Rothman and Vinciquerra held out when streamers came calling during the pandemic. “We were offered a king’s ransom for a number of our big movies, which we declined,” Rothman says. “Instead, we kept the faith.” Sony did sell off several other titles to streamers during the heart of the pandemic, including the animated The Mitchells vs. the Machines, which was acquired by Netflix. And Rothman struck a deal for Netflix to finance Roald Dahl’s Matilda the Musical, but retained theatrical rights in the U.K. and Ireland, where Matilda is a beloved property and grossed more than $5 million during an exclusive run at the Thanksgiving box office. The movie debuts everywhere else on Netflix over Christmas.
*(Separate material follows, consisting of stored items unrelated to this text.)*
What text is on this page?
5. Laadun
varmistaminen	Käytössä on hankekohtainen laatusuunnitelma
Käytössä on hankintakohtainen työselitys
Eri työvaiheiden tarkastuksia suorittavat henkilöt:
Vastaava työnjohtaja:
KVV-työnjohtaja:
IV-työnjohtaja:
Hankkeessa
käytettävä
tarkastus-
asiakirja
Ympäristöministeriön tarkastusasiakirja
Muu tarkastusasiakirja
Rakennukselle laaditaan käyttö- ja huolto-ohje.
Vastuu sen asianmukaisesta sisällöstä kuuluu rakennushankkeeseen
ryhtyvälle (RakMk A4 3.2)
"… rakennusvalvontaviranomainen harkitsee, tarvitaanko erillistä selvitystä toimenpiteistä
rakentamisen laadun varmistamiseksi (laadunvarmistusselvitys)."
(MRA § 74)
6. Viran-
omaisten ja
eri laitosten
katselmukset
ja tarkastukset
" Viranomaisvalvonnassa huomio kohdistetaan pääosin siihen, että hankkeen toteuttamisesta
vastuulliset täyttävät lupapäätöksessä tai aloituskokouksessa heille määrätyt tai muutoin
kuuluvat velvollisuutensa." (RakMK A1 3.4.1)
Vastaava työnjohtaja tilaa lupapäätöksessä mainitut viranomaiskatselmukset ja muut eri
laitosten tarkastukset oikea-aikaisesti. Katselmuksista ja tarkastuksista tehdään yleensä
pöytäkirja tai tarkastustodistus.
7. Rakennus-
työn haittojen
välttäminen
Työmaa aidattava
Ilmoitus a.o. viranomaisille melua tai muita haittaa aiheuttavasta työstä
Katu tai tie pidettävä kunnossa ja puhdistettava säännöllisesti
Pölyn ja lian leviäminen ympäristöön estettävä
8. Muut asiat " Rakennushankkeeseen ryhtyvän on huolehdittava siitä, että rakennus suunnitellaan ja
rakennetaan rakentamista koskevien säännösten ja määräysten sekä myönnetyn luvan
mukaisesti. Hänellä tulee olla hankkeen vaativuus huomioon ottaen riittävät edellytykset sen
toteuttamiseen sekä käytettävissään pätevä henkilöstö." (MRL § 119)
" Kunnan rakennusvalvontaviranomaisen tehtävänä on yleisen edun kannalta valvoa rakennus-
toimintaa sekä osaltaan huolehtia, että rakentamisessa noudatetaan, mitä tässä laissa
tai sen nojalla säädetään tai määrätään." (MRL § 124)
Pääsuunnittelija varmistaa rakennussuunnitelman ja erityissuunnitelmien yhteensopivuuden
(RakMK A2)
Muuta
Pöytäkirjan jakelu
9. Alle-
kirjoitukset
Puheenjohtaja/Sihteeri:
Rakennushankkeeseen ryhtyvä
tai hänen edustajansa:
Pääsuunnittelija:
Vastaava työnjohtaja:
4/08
Rothman doesn’t suffer fools — and can have a hard time hiding his frustration — but he inspires lasting loyalty among filmmakers and execs. “He fosters a very entrepreneurial environment. If you want the ball, he’ll give it to you, but you’d better do something with it,” says Emma Watts, who worked under Rothman at 20th Century Fox before rising to vice chairman of the studio after he departed. “And people forget that Tom started Fox Searchlight [in 1994], so he comes from a grassroots style of filmmaking, where a nose for material and talent is everything.”

Another Rothman loyalist is Elizabeth Gabler, who for years ran Fox 2000 at 20th Century. After the literary film division was shuttered following the Disney-Fox merger, she had her pick in terms of where to land. She opted to follow Rothman to Sony and launch 3000 Pictures, home of Crawdads as well as the recently announced Bruce Lee biopic from Ang Lee. “Tom is a brilliant strategist. I find that to be very rare,” says Gabler. “He’s very analytical. His brain never stops.”

Lee is among a cadre of notable filmmakers whom Rothman has worked repeatedly with (including on The Ice Storm at Searchlight). Others include Steven Spielberg, Baz Luhrmann and Danny Boyle. And he formed a bond with Quentin Tarantino after winning a bidding war to make 2019’s Once Upon a Time in Hollywood. “The best filmmakers, the people you really want to be in business with, don’t want to be yessed to death. You must be very supportive, and yet be honest,” says Rothman. “They want experience, which is undervalued in Hollywood. One of the things I’m really proud of is I do a lot of repeat business.”

On the IP front, Rothman backed this year’s Uncharted, based on Sony’s PlayStation video game, which grossed a better-than-expected $401 million, and refitted the Jumanji and Ghostbuster franchises. He credits his vice chairman Sanford Panitch, whom he’s worked with for 20 years, for exploiting characters in the Spidey universe, resulting in Venom and the 2024 pic Madame Web, not to mention Phil Lord and Christopher Miller’s animated Spider-Verse (a sequel is due out in 2023). There’s no official word regarding when the next live-action Spider-Man will hit theaters, but it’s a no-brainer. “You bet,” he says. “When you can expect it, I don’t know. Serve no wine before it’s time.”